Schon einmal eine Partition direkt eingebunden? Das klingt nun vieleicht etwas merkwürdig, der Kernel erkennt ja die Partitionen und udev legt die passenden nodes unter /dev an … aber, was, wenn die Partitionstabelle beschädigt wurde oder man aus versehen mit einer grub-installation diese zerstört hat? Kein Problem. Kennt man das offset der Partition, kann die Festplatte mit einem offset als neues Gerät bereitgestellt werden, was ausreicht, um Dateien noch kopieren zu können. Schreiben sollte man mit dieser Methode nicht.
Beispiel an meiner HDD
fdisk -ul /dev/sda
Platte /dev/sda: 250.0 GByte, 250059350016 Byte
255 Köpfe, 63 Sektoren/Spuren, 30401 Zylinder, zusammen 488397168 Sektoren
Einheiten = Sektoren von 1 × 512 = 512 Bytes
Disk identifier: 0xc606c606
Gerät boot. Anfang Ende Blöcke Id System
/dev/sda1 * 63 146496734 73248336 7 HPFS/NTFS
/dev/sda2 146496735 193374404 23438835 83 Linux
/dev/sda3 193374405 486978344 146801970 b W95 FAT32
/dev/sda4 486978345 488392064 706860 82 Linux Swap / Solaris
Die erste Partition startet bei Sektor 63 und endet bei 146496734. Dabei ist zu beachten, das die Start/Endposition unbedingt in Sektoren, und nicht in Zylindern anzugeben ist. 146496735 Sektoren entsprechen 146496735*512/1024/1024/1024 Gigabyte. losetup benötigt das offset in bytes, so ist zb. 146496735*512=75006328320 für die 2. Partition zu übergeben. Andersherum kann man diese Rechnung auch nutzen, um bei zerstörten Partitionstabellen sich in etwa an den 1. Block heranzutasten. Dabei muss man in diesem Bereich nach einer gültigen Dateisystem-Signatur suchen und den 1. Sektor als offset nutzen. Das geht besonders gut mit einem hexeditor (zb. hexedit). Die größe der Partition in byte umrechnen, die HDD im hexeditor öffnen und nach einer Signatur suchen und per loopback als neues device bereitstellen. OK, zurück zur Aufgabe.
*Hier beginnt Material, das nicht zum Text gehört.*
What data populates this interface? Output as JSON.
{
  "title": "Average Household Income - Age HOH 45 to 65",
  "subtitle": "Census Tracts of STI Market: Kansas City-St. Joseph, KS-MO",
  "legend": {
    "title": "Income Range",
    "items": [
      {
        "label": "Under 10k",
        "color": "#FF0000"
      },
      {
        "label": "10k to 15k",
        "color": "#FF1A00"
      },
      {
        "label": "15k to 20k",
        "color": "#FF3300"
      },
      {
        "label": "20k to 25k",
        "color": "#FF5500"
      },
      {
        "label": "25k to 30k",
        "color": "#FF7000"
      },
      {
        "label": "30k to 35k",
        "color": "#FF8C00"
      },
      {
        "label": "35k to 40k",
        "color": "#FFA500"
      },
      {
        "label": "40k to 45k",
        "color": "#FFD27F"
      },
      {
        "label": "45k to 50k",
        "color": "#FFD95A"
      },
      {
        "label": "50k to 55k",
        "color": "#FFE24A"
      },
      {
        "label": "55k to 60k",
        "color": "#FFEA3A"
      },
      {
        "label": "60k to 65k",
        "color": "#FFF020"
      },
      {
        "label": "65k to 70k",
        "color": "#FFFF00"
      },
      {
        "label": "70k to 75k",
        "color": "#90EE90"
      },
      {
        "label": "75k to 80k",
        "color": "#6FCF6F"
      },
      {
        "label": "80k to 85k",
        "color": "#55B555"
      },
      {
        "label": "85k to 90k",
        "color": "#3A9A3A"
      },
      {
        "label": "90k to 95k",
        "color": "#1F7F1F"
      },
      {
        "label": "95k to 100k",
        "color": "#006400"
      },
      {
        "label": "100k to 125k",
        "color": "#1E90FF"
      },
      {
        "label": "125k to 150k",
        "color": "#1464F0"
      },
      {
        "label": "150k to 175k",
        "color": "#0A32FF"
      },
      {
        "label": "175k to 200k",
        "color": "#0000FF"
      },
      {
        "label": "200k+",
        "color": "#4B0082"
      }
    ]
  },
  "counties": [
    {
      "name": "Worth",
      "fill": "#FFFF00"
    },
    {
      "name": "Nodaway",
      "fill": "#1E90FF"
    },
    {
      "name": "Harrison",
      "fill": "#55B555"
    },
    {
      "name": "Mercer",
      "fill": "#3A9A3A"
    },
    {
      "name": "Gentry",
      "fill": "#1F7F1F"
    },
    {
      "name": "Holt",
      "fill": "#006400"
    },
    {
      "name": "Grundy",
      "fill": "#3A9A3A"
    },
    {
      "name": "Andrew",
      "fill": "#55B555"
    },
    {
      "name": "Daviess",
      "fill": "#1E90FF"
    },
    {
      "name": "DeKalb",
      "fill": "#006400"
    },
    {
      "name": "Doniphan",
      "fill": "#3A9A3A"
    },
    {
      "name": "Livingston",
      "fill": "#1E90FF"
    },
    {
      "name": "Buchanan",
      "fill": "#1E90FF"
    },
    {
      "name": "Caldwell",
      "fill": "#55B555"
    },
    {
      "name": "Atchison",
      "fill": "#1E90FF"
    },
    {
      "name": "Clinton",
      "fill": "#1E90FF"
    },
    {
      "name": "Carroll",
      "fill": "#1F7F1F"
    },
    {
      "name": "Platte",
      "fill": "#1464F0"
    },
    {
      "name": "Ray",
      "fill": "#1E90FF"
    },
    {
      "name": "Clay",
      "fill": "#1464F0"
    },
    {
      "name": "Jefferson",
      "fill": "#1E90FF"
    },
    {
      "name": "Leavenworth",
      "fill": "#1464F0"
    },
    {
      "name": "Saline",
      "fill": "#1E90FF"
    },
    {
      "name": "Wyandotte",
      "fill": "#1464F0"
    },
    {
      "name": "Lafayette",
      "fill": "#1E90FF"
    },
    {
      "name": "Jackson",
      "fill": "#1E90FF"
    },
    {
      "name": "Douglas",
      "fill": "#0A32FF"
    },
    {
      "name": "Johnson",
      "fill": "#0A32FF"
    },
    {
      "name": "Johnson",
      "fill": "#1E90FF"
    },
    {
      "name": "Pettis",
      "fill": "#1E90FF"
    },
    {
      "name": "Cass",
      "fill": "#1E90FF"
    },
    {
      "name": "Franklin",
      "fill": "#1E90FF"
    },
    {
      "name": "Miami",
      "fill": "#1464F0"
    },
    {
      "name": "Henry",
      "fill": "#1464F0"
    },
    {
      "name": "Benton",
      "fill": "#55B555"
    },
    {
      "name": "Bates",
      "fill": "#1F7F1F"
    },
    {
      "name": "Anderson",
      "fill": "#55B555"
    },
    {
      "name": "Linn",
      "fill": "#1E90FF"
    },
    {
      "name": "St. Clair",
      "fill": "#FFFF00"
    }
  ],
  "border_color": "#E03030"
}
Um meine 1. Partition zu mounten, muss das Offset in byte angegeben werden, bei der diese Physisch auf der HDD startet. Also, 63sektoren a 512 Byte. Also, 63*512 = 32256. Dieses offset übergibt man zusammen mit dem zu verwendendem loop-device und der hdd an losetup. Anschließend kann das Device normal gemountet werden (wenn das offset stimmt und ein Dateisystem-header im loop-device gefunden wird)
~ # losetup -o 32256 /dev/loop4 /dev/sda
~ # losetup -a
/dev/loop/4: [000f]:1108 (/dev/sda) offset=32256
~ # mount /dev/loop4 tmp2
~ # mount
/dev/sda2 on / type ext3 (rw,noatime)
proc on /proc type proc (rw,nosuid,nodev,noexec)
sysfs on /sys type sysfs (rw,nosuid,nodev,noexec)
udev on /dev type tmpfs (rw,nosuid)
devpts on /dev/pts type devpts (rw,nosuid,noexec)
shm on /dev/shm type tmpfs (rw,noexec,nosuid,nodev)
usbfs on /proc/bus/usb type usbfs (rw,noexec,nosuid,devmode=0664,devgid=85)
svcdir on /var/lib/init.d type tmpfs (rw,mode=0755,size=2048k)
none on /sys/fs/fuse/connections type fusectl (rw)
/dev/loop/4 on /root/tmp2 type ntfs (rw)
~ # ls tmp2
AUTOEXEC.BAT ntldr
BOOT.BAK pagefile.sys
bootfont.bin Programme
boot.ini RECYCLER
Dokumente und Einstellungen hiberfil.sys
System Volume Information NTDETECT.COM
IO.SYS Update
MSDOS.SYS WINDOWS
mount | grep -i loop
/dev/loop/4 on /root/tmp2 type ntfs (rw)
df -h | grep -i loop
/dev/loop/4 70G 68G 2,1G 98% /root/tmp2
nagut, wie man sieht lassen sich die Dateisysteme problemlos mounten und lesen. Wurde die Partitionstabelle beschädigt, kann man in einer Region der HDD in der sich das Dateisystem befinden sollte nach der Signatur suchen und anschließend mit offset mounten.